Protein Source: Tofu
Carbohydrate Source: Quinoa


Meal 4: Lunch

Recipe: Avocado Chicken Salad

Ingredients:

  • 1 chicken breast, cooked and diced
  • 1/2 avocado, mashed
  • 1/2 lime, juiced
  • 1/4 red onion, finely chopped
  • Fresh cilantro, chopped (small bunch)
  • 1/4 tsp ground paprika
  • Salt & pepper to taste
  • 2 slices cooked whole wheat toast (optional as a side)

Instructions:

  1. In a bowl, mix diced chicken, mashed avocado, red onion, lime juice, cilantro, and ground paprika.
  2. Season with salt and pepper to taste.
  3. Serve the avocado chicken salad as a sandwich or on top of toasted whole wheat bread slices for added texture.

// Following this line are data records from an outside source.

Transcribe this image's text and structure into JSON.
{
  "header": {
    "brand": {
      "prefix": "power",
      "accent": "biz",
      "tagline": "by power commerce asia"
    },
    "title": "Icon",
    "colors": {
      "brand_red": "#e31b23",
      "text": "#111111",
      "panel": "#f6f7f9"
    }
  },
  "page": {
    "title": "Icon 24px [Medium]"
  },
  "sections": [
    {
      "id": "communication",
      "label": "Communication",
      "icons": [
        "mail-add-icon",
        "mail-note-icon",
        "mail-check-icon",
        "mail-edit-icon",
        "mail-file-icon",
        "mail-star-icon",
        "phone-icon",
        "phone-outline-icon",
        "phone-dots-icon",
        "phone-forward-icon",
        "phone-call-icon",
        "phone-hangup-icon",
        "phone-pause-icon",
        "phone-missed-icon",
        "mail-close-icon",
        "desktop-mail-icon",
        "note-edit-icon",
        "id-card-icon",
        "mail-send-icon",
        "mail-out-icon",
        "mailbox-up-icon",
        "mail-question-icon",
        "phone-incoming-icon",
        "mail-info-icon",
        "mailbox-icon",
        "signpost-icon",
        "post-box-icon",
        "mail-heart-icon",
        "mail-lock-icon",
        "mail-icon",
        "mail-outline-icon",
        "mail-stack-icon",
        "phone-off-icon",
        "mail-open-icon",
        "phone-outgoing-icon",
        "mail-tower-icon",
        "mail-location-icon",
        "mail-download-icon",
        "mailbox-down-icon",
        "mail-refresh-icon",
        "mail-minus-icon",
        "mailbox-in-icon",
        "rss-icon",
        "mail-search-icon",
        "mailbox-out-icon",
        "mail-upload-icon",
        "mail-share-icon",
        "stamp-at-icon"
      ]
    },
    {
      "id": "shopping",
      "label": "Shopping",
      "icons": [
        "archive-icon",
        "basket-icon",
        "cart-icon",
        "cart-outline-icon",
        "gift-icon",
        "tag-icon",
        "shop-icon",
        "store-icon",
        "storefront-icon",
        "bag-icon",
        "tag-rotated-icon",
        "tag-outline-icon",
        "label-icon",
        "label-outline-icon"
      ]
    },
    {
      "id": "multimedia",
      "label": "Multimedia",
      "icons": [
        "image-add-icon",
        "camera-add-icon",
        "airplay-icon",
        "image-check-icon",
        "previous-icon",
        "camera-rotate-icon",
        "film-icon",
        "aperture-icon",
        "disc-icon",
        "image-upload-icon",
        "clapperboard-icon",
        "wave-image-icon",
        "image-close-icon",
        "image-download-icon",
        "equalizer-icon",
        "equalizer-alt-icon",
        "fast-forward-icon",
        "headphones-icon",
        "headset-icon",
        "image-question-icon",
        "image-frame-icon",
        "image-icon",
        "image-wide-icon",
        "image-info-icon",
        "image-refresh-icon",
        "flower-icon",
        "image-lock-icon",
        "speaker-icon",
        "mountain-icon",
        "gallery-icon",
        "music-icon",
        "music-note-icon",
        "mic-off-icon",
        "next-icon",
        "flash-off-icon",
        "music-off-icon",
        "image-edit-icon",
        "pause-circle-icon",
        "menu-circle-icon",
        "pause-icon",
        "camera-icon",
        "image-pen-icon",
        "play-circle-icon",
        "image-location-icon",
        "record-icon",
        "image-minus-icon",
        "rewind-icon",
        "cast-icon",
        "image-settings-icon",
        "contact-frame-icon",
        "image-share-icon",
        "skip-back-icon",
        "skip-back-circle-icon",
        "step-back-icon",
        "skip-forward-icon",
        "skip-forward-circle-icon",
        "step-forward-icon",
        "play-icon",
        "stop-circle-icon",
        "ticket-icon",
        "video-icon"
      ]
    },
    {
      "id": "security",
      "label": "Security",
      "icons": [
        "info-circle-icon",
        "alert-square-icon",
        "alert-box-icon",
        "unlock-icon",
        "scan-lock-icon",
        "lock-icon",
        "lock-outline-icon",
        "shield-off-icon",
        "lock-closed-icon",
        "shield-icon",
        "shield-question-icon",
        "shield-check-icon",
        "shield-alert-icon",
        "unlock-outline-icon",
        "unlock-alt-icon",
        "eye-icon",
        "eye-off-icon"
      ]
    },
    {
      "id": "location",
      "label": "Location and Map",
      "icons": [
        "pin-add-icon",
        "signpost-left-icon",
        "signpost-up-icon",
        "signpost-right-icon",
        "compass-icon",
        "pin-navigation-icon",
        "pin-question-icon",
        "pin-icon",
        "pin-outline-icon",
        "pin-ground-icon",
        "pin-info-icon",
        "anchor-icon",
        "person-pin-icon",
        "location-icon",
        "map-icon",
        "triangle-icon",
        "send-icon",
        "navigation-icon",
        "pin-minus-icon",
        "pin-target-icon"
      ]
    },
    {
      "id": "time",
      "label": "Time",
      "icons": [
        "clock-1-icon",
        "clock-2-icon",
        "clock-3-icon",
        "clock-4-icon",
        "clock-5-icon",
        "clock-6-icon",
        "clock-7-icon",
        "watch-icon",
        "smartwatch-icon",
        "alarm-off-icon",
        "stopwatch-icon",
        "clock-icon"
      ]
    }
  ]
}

Protein Source: Chicken breast, Avocado
Carbohydrate Source: Whole wheat bread


Meal 5: Dinner

Recipe: Eggs with Salsa Verde & Black Beans

Ingredients:

  • 2 large eggs
  • 1/2 cup cooked black beans
  • 4-6 tbsp salsa verde (store-bought or homemade from tomatillos)
  • 1 tbsp olive oil
  • Salt & pepper to taste
  • 1 small corn tortilla (optional as a side)

Instructions:

  1. In a pan, heat olive oil over medium heat and fry the eggs sunny-side-up.
  2. Warm black beans in a small pot and season lightly with salt and pepper.
  3. Plate the eggs with a spoonful of black beans on the side, drizzle with salsa verde.
  4. Optional: Serve with a warmed corn tortilla as a side.